I open my mouth to speak despite having no idea what the hell I’m going to say.
But it doesn’t matter; he continues on without letting me get in a word.
“Why are you back, Zane? Did you think we all missed your stupid TV show? That we didn’t see your cocky face talking up your new life?
Bragging about how settled you are now that you’re living in San Francisco?
You may have moved on. But this town hasn’t. It wasn’t as easy for us.”
Fuck. Why am I back? Why am I here? Shoving my chair with a force that sends it crashing to the floor, I jump up and beeline to the exit, ignoring Cade as he calls out after me.
I don’t need this.
I don’t want this.
I hold my breath until I make it outside, but before I can release it, Cade rushes out after me. “Where are you going?”
“I can’t be here anymore, Cade. I shouldn’t have come back.”
“I get it. I do. He was a fucker. I’m sorry. But let me help. Or at least let me drive you somewhere.”
“You’ve been drinking.”
“So?”
“So?” Throwing my hands in the air, I kick the dirt in frustration. “Are you fucking kidding me, Cade? I’m not letting you drive.”
Cade’s face falls and he sighs. “Okay. That was stupid. But where are you going to go?”
“I’ll hitch a ride back to the hotel.”
“It’s nearly an hour.”
“I’ll call a fucking Uber then.”
“Take my car.” He rushes forward, his hand in his pocket as he undoubtedly grabs his key. “I’ll get Blair to give me a lift tomorrow. Even if I do have to get up at the ass crack of dawn.”
I pause, his generosity throwing me off guard, and yet he was always like that. I shouldn’t be surprised.
“Thanks.” I take the handout. “I’ll leave it at the hospital. I’ll be going in to visit my teammate early in the morning.” The thought of Reed momentarily stills me, and I subtly pinch my leg, pulling myself out of it.

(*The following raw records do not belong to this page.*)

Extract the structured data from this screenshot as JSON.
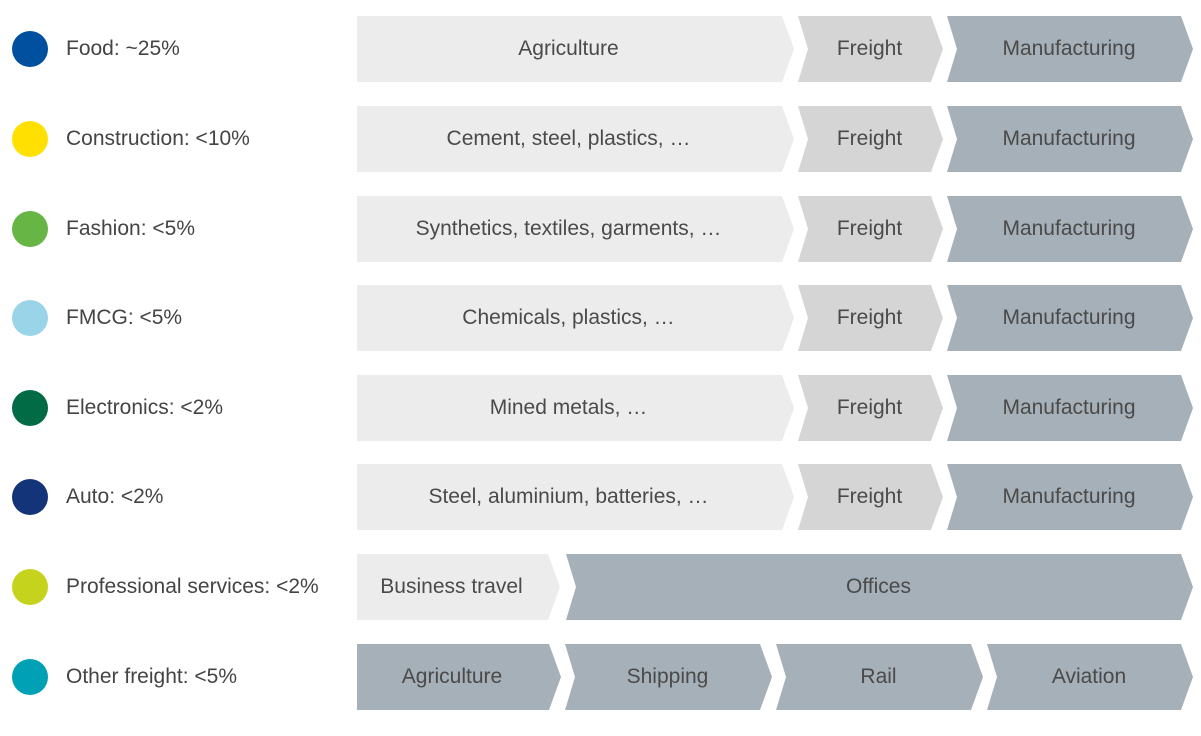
{
  "sectors": [
    {
      "label": "Food: ~25%",
      "color": "#0050a0",
      "segments": [
        {
          "label": "Agriculture",
          "tone": "light"
        },
        {
          "label": "Freight",
          "tone": "mid"
        },
        {
          "label": "Manufacturing",
          "tone": "dark"
        }
      ]
    },
    {
      "label": "Construction: <10%",
      "color": "#ffe000",
      "segments": [
        {
          "label": "Cement, steel, plastics, …",
          "tone": "light"
        },
        {
          "label": "Freight",
          "tone": "mid"
        },
        {
          "label": "Manufacturing",
          "tone": "dark"
        }
      ]
    },
    {
      "label": "Fashion: <5%",
      "color": "#66b545",
      "segments": [
        {
          "label": "Synthetics, textiles, garments, …",
          "tone": "light"
        },
        {
          "label": "Freight",
          "tone": "mid"
        },
        {
          "label": "Manufacturing",
          "tone": "dark"
        }
      ]
    },
    {
      "label": "FMCG: <5%",
      "color": "#9ad4e8",
      "segments": [
        {
          "label": "Chemicals, plastics, …",
          "tone": "light"
        },
        {
          "label": "Freight",
          "tone": "mid"
        },
        {
          "label": "Manufacturing",
          "tone": "dark"
        }
      ]
    },
    {
      "label": "Electronics: <2%",
      "color": "#006b45",
      "segments": [
        {
          "label": "Mined metals, …",
          "tone": "light"
        },
        {
          "label": "Freight",
          "tone": "mid"
        },
        {
          "label": "Manufacturing",
          "tone": "dark"
        }
      ]
    },
    {
      "label": "Auto: <2%",
      "color": "#14347a",
      "segments": [
        {
          "label": "Steel, aluminium, batteries, …",
          "tone": "light"
        },
        {
          "label": "Freight",
          "tone": "mid"
        },
        {
          "label": "Manufacturing",
          "tone": "dark"
        }
      ]
    },
    {
      "label": "Professional services: <2%",
      "color": "#c5d31d",
      "segments": [
        {
          "label": "Business travel",
          "tone": "light"
        },
        {
          "label": "Offices",
          "tone": "dark"
        }
      ]
    },
    {
      "label": "Other freight: <5%",
      "color": "#00a0b5",
      "segments": [
        {
          "label": "Agriculture",
          "tone": "dark"
        },
        {
          "label": "Shipping",
          "tone": "dark"
        },
        {
          "label": "Rail",
          "tone": "dark"
        },
        {
          "label": "Aviation",
          "tone": "dark"
        }
      ]
    }
  ]
}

“Anytime, man.” Cade tosses me the keys without a second thought, and their weight feels heavy in my hands.
“Thanks again. I’ll see you tomorrow.”
“And if not, let’s not make it another seven years.” He smiles warmly before waving and heading back inside, completely trusting me with his brand-new Chevy, despite the fact that I’ve been a dick all night.
With a huff, I make it to the truck unscathed, staring at the steering wheel once I’m inside. I hate trucks. They’re big and bulky and should goddamn protect you, but they don’t.
Cade doesn’t even need one.
Taking a deep breath, I bounce my shoulders and turn over the ignition, taking off down the road without looking back. Just like I did all those years earlier.
I drive the long way, avoiding my childhood home, and I’ve just turned the corner when a perfect little picket fence comes into view.
And as if I need another opportunity to torture myself, I slam on the brakes.